History of Wine part 3 – Rome and Pliny, The Early Wine Connoisseur
Although the Greeks did differentiate between wines geographically – wine from Lesbos was of a certain quality, for example – true connoisseurship apparently had to await the Romans. Here, my hero is Pliny the Elder, who is probably remembered primarily for being killed in 79 AD by the eruption of Vesuvius. But in his own day, for centuries thereafter, and amongst those today who are interested in the ingathering of knowledge, Pliny was famous above all for his Naturalis Historia, in whose thirty-seven books he surveys all of nature. Book XIV is devoted to the vine and wine. He describes the various ways of cultivating the vine, and follows this with pages on the many varieties of grapes and their uses. He talks about famous wines of former times, the oldest of which was the wine of Maronea, grown in the seaboard parts of Thrace, and used by Odysseus against Polyphemus. (Remember that Odysseus got the one-eyed Polyphenus drunk on the wine, which was exceedingly strong, and then he and his sailors put the eye out with a burning stake, thereby enabling them to escape to their ship.)
Pliny the Elder
He also celebrates a more recent vintage, that of Opimius, called such because it was the year of the consulship of Lucius Opimius; this was in 121 BC, a year as memorable for the assassination of Gaius Gracchus ‘for stirring up the common people with seditions’, or proposals for reform. That year the weather was so fine and bright – they called it ‘the boiling of the grape’ – that wines from that vintage, according to Pliny, still survived nearly two hundred years later. He did, however, add that they had ‘now been reduced to the consistency of honey with a rough flavour, for such in fact is the nature of wines in their old age’. He discusses the unbelievable sums such wines attracted, stupidly, he clearly felt, and here one might think of the few bottles of wine from the cellar of Thomas Jefferson which still exist, one of which, a bottle of Château Lafite 1787, fetched £105,000 at auction in 1985.

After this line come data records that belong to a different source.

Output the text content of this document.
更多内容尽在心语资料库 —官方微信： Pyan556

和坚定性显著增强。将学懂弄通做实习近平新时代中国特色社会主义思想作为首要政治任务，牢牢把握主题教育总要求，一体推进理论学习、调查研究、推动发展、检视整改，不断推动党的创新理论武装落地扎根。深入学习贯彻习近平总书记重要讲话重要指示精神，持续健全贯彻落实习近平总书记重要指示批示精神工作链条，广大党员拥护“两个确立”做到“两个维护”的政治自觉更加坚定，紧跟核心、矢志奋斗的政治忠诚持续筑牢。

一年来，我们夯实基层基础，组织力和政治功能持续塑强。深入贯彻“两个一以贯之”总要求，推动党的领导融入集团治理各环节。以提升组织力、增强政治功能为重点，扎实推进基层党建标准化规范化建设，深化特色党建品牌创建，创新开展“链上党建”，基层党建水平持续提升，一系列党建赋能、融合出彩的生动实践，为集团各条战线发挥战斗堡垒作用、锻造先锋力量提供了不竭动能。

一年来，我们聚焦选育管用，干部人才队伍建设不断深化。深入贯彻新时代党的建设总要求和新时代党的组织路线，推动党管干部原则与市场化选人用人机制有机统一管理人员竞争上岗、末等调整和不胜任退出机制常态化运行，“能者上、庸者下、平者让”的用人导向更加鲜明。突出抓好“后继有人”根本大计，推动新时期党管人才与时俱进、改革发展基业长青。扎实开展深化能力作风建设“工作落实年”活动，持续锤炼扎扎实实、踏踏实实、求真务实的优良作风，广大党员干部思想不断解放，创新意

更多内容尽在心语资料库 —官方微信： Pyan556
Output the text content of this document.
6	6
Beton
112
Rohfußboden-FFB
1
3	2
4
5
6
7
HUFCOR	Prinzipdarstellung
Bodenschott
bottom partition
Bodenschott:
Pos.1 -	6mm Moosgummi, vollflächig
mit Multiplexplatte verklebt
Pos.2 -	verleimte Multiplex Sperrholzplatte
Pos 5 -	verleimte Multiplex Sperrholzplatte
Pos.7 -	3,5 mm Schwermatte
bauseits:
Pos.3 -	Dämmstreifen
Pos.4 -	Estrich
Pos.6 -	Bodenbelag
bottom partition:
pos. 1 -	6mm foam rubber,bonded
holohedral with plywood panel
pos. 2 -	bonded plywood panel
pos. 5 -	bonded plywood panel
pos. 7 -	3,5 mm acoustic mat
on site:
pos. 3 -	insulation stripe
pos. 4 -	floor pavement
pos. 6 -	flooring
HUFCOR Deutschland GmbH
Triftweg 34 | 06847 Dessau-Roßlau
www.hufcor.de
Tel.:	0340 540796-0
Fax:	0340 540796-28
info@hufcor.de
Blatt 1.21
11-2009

Many are familiar with the Bordeaux classification of 1855, when the red wines of Bordeaux were classified as Premier, Deuxième, Troisième, Quatrième and Cinquième crus. Pliny pre-dated this classification technique by nearly two thousand years, when he listed Italian wines in order of merit, for, he says, ‘who can doubt … that some kinds of wine are more agreeable than others, or who does not know that one of two wines from the same vat can be superior to the other, surpassing its relation either owing to its cask or from some accidental circumstance?’ He then classifies Italian wines into first-, second, third, and fourth-class wines, other wines, and foreign wines. He does not, however, follow fashion blindly. Many commentators have exalted Falernian wine, and, indeed, he remarks that ‘no other wine has a higher rank at the present day’. Pliny, however, puts it into the second class: the reason, he says, is that ‘the reputation of this district also is passing out of vogue through the fault of paying more attention to quantity than to quality.’ Modern parallels leap to mind.
But then, thanks to the barbarian invasions and the fall of Rome, we lost wine connoisseurship almost entirely, and in this case, if no other, the next thousand years or so were truly the Dark Ages. In part, this was the result of the neglect or destruction of farms and vineyards by the invaders, who preferred barley- or grain-based alcoholic drinks to those made from grapes. Numerous accounts in Gregory of Tours’ History of the Franks tell of this destruction and pillage. Yet the greatest damage done by these invaders was arguably not the destruction of the vineyards and wineries, but the subsequent collapse of the economic and social structure of the western Empire. The division of Italy, Gaul and Iberia into a number of small warring kingdoms effectively undermined the long-distance wine trade, whilst the decline of the population of cities, such as Rome itself, dramatically curtailed the demand for such wines. Furthermore, there were reasons in the transport of the wine itself which mostly killed any chance of drinking decent wine. The Romans had used airtight amphorae for both storage and shipping, closed with cork stoppers, but this knowledge of the use of cork was lost during the mediaeval period. Instead, amphorae gradually gave way to wineskins and barrels and the cork was replaced by beeswax and oil-soaked rags – only in the seventeenth century did cork make a re-appearance.